Philosophy of organism: the view that enduring objects in nature are systems of smaller units with their own internal structure

Enduring objects of nature: a nexus of actual occasions

Actual occasion: a process of becoming that produces a unifed, concrescent synthesis of prehensions

(Note that concrescere = "to grow together"; prehendere = "to grasp.")

Prehension: the bodily, causal awareness of environment

(Perception is bodily, visceral awareness of environment; this can be generalized to understand prehension: actual occasions prehend the actual concrete elements of their environment causally.)

Concrescence: the process of becoming concrete or actual, which consists in coordinating environmental influences in an intelligible, harmonious way

Becoming is a central category in Whitehead’s philosophy. There us a clear rejection of individual essences in space-time. True to our experience of a vague awareness of whole contexts, Whitehead argues that any things we know have temporal, spatial "thickness." Time, space, and individual objects are aspects of becoming abstracted from a larger unity of development.
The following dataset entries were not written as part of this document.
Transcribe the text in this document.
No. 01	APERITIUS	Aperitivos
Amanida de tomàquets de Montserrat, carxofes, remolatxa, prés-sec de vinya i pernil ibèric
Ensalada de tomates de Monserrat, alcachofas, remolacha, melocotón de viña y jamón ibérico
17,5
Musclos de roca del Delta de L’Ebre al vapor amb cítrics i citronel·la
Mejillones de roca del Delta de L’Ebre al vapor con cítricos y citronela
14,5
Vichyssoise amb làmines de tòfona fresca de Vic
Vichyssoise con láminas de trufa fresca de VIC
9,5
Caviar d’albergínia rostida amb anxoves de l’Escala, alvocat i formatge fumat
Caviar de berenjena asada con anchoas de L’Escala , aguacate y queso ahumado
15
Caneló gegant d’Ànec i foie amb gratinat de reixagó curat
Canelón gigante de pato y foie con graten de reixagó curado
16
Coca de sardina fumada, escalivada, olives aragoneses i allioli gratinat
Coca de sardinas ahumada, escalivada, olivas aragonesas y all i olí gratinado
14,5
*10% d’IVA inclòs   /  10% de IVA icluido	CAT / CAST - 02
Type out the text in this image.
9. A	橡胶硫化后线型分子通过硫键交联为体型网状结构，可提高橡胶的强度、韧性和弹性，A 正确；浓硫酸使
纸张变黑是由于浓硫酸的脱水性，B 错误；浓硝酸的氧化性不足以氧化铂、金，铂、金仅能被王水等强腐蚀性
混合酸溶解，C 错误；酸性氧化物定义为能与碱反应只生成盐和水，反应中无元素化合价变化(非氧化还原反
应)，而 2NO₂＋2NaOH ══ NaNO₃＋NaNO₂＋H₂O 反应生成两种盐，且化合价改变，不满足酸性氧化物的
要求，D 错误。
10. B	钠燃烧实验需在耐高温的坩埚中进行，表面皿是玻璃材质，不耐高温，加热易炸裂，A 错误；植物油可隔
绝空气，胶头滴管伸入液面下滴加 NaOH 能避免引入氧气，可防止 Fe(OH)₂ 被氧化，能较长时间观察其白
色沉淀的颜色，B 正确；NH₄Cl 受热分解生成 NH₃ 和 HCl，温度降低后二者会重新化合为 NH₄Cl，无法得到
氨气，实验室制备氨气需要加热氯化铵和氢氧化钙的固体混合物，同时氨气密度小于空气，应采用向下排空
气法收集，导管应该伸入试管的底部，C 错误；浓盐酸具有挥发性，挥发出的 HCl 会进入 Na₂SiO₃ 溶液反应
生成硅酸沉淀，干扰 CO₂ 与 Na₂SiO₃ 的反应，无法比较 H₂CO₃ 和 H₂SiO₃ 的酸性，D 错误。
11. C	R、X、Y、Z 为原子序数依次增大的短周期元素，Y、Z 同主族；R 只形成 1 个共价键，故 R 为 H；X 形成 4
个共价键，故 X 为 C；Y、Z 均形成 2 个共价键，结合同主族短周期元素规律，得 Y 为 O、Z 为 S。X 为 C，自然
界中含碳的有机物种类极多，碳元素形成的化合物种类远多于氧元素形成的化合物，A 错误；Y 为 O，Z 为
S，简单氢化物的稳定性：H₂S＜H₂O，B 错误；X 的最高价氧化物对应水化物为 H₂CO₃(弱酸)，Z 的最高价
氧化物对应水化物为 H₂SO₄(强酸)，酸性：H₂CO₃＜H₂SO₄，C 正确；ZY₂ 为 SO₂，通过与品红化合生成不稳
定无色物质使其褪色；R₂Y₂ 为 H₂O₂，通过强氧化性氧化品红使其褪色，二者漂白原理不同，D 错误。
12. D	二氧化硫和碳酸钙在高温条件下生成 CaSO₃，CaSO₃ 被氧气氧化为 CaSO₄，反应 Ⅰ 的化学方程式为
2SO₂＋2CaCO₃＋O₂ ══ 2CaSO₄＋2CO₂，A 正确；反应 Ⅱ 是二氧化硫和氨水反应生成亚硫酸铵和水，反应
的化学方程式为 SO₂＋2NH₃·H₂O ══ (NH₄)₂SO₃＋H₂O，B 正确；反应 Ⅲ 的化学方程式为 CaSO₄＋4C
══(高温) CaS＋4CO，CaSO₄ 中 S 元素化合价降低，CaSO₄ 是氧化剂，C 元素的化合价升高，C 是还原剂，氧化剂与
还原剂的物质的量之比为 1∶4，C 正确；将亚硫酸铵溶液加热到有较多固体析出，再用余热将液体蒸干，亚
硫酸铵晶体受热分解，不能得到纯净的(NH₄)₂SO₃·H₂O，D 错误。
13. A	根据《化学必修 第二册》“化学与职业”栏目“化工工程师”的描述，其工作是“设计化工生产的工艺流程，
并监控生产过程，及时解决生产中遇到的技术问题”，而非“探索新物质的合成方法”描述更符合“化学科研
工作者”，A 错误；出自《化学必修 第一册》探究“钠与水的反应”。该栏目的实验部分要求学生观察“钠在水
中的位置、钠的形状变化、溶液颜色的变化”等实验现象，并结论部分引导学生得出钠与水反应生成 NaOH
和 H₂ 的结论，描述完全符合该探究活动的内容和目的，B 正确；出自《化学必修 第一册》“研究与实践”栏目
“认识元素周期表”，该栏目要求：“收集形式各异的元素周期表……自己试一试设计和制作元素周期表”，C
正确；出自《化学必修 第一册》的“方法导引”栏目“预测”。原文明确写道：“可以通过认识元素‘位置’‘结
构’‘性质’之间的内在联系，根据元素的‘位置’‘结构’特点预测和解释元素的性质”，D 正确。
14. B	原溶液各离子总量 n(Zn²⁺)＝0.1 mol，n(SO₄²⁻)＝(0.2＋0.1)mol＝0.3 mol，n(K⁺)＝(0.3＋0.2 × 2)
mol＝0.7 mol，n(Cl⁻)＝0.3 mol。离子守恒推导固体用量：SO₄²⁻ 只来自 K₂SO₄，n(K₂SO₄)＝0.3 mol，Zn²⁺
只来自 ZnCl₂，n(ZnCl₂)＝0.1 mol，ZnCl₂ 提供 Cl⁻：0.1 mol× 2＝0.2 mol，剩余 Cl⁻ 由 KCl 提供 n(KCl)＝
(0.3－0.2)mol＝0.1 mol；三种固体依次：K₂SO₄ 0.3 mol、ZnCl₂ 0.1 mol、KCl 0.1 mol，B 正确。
Alfred North Whitehead: Philosophy of Religion/Nature

God is introduced into the philosophy of organism in Process and Reality. God is an essential element in the concrescence of each actual occasion and essential for stability and law-like regularities in the wider process of becoming. The view of God and world in process metaphysics is called panentheism (though of course there are many different kinds of panentheism).

  • God provides the initial aim to every concressing occasion. This aim originates in the wealth of possibilities for nature that God envisages. The locus of this envisagement of possibilities is called promoridal nature of God.
  • The actuality of the world is objectified as God’s temporal, actual nature, which is called the consequent nature of God.

Alfred North Whitehead: Influence on Christian Theology

Whitehead’s process philosophy has been extraordinarily influential on theology in the second half of the twentieth century. Partly this has been because of the further creative development of process metaphysics by Hartshorne and partly because of the unusual fecundity of Whitehead’s own thought. Here are some of the features of process metaphysics that Christian theology has found attractive.

  • There is a ready way in process metaphysics for theology to connect up with the natural sciences, bringing greater plausibility to theological assertions as a result.
  • There is an easy solution to the sticky problem of natural-law-conforming divine action in nature and history.
  • God’s omnipotence is denied along with creation (the world and God are coeternal and mutually defining in Whitehead) yet God is always active. This permits a solution to the problem of theodicy: God is constantly trying to realize value in the cosmos but we are actually capable of frustrating divine intentions in the natural process. This solution is bought at a high price, of course, and it solves the problem of theodicy while making the problems of suffering and one-and-many more acute, but it has been attractive to some theologians.